**In previous notebook we performed the cleaning and EDA for the comments. This notebook contains topic extraction using the Topic Modelling technique.**

In [None]:
pip install pyldavis



## Import Packages

In [None]:
import pandas as pd
import numpy as np

from pprint import pprint
import re
import nltk

import pyLDAvis

from gensim import corpora
from gensim.models import LdaMulticore

import pyLDAvis.gensim_models as gensimvis
import matplotlib.pyplot as plt

from google.colab import drive

import warnings
warnings.filterwarnings("ignore")

%matplotlib inline

## Import Data

In [None]:
drive.mount('/content/drive')

Mounted at /content/drive


In [None]:
%cd /content/drive/My Drive/Capstone/Data/

/content/drive/.shortcut-targets-by-id/1oPJof-sZbxMW4yf3cLG3l2yFEepNLfxR/Capstone/Data


In [None]:
train = pd.read_csv("train_clean_lemmatize.csv")

In [None]:
train.head()

Unnamed: 0,id,target,comment_text,severe_toxicity,obscene,identity_attack,insult,threat,asian,atheist,bisexual,black,buddhist,christian,female,heterosexual,hindu,homosexual_gay_or_lesbian,intellectual_or_learning_disability,jewish,latino,male,muslim,other_disability,other_gender,other_race_or_ethnicity,other_religion,other_sexual_orientation,physical_disability,psychiatric_or_mental_illness,transgender,white,comment_cleaned,comment_lemmatized,target_label
0,59848,0.0,"This is so cool.

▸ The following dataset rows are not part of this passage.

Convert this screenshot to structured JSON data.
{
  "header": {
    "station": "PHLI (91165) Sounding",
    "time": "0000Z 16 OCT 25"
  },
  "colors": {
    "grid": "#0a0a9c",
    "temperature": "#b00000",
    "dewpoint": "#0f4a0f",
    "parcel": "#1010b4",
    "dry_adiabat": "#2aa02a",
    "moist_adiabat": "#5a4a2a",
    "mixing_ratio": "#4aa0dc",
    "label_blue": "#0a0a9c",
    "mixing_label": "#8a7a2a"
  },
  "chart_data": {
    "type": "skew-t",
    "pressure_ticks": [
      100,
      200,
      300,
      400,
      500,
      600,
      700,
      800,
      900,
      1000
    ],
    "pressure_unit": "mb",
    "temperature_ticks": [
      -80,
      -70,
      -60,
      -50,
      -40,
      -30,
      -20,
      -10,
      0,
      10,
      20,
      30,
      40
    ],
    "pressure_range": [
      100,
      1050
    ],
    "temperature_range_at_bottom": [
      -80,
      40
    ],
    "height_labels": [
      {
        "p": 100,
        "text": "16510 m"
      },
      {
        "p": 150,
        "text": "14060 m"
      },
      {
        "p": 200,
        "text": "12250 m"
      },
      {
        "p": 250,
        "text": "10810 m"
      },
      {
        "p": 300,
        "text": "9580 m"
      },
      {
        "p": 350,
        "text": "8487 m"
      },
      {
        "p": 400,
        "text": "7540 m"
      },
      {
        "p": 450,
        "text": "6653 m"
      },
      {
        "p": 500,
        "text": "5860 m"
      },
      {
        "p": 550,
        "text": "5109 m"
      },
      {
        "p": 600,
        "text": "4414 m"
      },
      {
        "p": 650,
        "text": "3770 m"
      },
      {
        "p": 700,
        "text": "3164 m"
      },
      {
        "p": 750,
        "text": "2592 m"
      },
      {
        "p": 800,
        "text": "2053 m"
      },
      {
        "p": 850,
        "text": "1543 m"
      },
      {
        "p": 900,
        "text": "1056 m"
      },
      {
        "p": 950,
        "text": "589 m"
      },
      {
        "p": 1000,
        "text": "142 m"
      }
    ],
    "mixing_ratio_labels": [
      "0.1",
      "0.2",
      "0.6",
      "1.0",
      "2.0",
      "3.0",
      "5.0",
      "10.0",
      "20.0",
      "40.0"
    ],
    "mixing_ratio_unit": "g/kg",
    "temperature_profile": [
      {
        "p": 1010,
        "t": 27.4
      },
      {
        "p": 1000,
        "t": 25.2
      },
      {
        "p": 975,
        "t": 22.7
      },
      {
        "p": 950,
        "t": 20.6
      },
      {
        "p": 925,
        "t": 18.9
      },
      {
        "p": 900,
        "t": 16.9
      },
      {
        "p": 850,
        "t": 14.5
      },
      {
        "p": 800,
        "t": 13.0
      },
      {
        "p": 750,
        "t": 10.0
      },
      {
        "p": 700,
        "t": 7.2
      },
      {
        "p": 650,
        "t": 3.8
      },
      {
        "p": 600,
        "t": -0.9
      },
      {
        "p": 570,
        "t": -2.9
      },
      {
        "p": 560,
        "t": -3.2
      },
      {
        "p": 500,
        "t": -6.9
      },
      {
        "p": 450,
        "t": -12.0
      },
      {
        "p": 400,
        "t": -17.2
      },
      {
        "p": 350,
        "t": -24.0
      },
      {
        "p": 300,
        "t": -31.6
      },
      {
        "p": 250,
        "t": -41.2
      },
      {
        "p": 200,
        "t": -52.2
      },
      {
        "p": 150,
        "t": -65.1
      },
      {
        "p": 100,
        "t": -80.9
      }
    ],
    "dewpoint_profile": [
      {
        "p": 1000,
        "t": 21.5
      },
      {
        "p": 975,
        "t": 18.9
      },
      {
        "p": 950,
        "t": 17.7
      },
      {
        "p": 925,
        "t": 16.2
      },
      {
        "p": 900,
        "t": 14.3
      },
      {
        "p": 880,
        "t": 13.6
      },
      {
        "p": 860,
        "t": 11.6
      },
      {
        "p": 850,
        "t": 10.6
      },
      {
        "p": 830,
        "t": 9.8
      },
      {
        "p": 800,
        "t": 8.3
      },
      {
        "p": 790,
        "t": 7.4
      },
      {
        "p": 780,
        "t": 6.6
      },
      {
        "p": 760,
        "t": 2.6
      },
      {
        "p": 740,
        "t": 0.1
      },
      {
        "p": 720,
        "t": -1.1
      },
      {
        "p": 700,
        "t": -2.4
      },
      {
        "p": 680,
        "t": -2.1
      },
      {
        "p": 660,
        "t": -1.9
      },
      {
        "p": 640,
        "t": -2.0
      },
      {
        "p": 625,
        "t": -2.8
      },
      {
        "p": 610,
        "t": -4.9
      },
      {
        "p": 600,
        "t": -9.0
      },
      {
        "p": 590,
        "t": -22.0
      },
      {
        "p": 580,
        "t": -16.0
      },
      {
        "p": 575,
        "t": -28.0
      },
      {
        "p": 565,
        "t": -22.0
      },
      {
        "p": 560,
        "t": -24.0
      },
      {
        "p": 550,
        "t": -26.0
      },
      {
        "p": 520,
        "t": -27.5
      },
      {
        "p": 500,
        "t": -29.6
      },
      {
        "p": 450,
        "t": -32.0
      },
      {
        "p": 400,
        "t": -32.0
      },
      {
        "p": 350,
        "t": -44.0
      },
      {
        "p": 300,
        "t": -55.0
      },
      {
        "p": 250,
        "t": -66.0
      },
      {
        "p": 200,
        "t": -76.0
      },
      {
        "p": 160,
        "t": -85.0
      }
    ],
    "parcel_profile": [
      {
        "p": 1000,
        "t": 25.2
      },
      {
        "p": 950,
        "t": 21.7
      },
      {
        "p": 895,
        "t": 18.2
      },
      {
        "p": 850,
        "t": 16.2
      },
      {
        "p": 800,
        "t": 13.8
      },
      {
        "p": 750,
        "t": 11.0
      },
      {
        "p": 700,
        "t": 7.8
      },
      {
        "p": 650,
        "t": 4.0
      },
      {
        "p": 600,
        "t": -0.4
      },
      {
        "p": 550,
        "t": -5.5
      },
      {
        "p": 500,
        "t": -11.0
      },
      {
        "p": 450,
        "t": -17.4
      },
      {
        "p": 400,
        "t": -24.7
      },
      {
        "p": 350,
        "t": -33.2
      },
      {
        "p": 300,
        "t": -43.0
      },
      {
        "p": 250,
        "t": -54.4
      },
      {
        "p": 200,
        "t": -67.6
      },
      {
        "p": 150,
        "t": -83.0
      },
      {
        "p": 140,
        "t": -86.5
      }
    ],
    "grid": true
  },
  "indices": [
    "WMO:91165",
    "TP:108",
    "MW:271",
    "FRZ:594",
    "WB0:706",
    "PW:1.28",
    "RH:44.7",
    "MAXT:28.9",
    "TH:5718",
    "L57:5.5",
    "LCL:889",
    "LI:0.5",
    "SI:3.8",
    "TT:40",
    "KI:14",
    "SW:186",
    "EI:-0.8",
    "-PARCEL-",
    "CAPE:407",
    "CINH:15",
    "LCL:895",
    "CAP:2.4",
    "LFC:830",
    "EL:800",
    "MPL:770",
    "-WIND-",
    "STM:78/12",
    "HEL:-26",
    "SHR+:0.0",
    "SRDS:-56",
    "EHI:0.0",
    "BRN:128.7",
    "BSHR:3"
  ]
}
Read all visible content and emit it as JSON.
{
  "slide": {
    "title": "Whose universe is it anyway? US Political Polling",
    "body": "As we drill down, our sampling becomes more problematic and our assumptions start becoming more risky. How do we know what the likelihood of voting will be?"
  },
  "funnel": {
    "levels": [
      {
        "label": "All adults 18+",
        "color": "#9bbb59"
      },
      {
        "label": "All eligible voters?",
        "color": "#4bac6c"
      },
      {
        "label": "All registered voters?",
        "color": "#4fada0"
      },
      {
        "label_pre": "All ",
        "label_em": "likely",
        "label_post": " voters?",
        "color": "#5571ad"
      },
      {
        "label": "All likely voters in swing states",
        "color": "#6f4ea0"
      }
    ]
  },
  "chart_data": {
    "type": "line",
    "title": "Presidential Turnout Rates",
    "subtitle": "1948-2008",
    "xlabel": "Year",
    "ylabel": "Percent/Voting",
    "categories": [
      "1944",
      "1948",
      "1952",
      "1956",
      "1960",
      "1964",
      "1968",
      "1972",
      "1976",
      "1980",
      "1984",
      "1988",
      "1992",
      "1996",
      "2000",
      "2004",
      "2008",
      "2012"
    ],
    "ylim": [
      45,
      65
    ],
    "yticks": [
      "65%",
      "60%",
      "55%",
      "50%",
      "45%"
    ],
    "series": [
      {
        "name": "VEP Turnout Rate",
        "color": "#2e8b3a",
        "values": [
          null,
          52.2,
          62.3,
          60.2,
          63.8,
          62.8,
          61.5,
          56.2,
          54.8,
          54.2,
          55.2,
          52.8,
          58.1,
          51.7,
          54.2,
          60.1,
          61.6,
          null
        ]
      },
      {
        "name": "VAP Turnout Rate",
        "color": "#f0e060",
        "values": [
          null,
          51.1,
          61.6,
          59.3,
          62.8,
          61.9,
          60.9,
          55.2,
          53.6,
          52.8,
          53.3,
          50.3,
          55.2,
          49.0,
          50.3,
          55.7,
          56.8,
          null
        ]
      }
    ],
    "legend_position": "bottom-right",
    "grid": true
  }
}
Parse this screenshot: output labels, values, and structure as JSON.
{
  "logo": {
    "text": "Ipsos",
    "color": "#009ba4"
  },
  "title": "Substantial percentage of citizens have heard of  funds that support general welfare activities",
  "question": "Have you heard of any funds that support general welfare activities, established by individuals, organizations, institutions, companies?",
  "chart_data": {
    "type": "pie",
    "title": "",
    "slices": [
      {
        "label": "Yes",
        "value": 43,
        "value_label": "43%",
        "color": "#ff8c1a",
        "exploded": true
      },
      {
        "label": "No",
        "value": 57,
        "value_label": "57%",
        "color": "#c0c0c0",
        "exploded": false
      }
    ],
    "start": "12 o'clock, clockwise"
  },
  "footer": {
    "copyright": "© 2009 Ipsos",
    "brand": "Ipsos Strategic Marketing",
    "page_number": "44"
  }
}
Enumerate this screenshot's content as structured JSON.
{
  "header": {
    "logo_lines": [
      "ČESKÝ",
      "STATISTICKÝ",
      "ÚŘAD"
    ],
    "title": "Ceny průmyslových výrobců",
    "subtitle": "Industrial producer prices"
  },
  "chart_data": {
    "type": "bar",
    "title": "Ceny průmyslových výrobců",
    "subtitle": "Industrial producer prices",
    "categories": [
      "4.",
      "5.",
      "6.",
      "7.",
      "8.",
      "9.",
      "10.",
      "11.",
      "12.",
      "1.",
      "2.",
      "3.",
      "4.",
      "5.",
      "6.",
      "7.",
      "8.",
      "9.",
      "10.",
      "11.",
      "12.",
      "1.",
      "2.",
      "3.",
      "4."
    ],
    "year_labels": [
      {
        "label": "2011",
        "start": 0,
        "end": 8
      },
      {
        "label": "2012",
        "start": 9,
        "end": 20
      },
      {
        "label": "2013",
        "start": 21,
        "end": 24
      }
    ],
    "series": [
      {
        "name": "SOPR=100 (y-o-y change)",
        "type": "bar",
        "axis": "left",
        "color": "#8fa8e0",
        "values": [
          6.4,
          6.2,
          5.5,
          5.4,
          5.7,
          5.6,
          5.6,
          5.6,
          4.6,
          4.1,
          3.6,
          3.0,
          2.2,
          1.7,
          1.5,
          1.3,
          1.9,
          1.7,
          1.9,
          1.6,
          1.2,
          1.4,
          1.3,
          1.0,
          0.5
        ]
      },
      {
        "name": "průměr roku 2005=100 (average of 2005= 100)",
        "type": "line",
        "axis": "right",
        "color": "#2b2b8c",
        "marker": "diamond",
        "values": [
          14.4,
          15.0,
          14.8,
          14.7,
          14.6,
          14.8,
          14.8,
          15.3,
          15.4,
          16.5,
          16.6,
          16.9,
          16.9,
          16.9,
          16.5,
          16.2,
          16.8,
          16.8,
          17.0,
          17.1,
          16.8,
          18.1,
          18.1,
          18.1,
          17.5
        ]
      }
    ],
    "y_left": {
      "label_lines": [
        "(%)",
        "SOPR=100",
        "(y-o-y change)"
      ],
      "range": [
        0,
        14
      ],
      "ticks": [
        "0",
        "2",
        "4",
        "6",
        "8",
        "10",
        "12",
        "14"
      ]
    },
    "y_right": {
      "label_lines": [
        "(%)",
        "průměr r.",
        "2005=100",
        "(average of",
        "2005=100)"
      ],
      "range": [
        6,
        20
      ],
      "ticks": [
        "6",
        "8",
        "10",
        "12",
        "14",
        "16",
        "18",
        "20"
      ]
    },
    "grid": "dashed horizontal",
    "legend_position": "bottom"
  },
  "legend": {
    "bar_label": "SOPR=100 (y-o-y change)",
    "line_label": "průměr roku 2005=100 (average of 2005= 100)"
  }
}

It's like, 'would you want yo...",0.0,0.0,0.0,0.0,0.0,0.0,0.0,0.0,0.0,0.0,0.0,0.0,0.0,0.0,0.0,0.0,0.0,0.0,0.0,0.0,0.0,0.0,0.0,0.0,0.0,0.0,0.0,0.0,0.0,this is so cool it like would you want your mo...,cool like would want mother read realli great ...,0
1,59849,0.0,Thank you!! This would make my life a lot less...,0.0,0.0,0.0,0.0,0.0,0.0,0.0,0.0,0.0,0.0,0.0,0.0,0.0,0.0,0.0,0.0,0.0,0.0,0.0,0.0,0.0,0.0,0.0,0.0,0.0,0.0,0.0,0.0,0.0,thank you this would make my life lot less anx...,thank would make life lot less anxieti induc k...,0
2,59852,0.0,This is such an urgent design problem; kudos t...,0.0,0.0,0.0,0.0,0.0,0.0,0.0,0.0,0.0,0.0,0.0,0.0,0.0,0.0,0.0,0.0,0.0,0.0,0.0,0.0,0.0,0.0,0.0,0.0,0.0,0.0,0.0,0.0,0.0,this is such an urgent design problem kudos to...,urgent design problem kudo take impress,0
3,59855,0.0,Is this something I'll be able to install on m...,0.0,0.0,0.0,0.0,0.0,0.0,0.0,0.0,0.0,0.0,0.0,0.0,0.0,0.0,0.0,0.0,0.0,0.0,0.0,0.0,0.0,0.0,0.0,0.0,0.0,0.0,0.0,0.0,0.0,is this something ll be able to install on my ...,someth abl instal site releas,0
4,59856,0.893617,haha you guys are a bunch of losers.,0.021277,0.0,0.021277,0.87234,0.0,0.0,0.0,0.0,0.0,0.0,0.0,0.0,0.0,0.0,0.0,0.25,0.0,0.0,0.0,0.0,0.0,0.0,0.0,0.0,0.0,0.0,0.0,0.0,0.0,haha you guys are bunch of losers,haha guy bunch loser,1


In [None]:
train.shape

(1778628, 35)

In [None]:
train['target_label'].value_counts()

0    1636193
1     142435
Name: target_label, dtype: int64

## Latent Dirichlet Algorithm (LDA)

In previous notebook we cleaned and performed EDA for the  comments. We will further extract and analyse what are the topics that people are giving negetive response through comments. We would expect to get topics that are targeting certain identities.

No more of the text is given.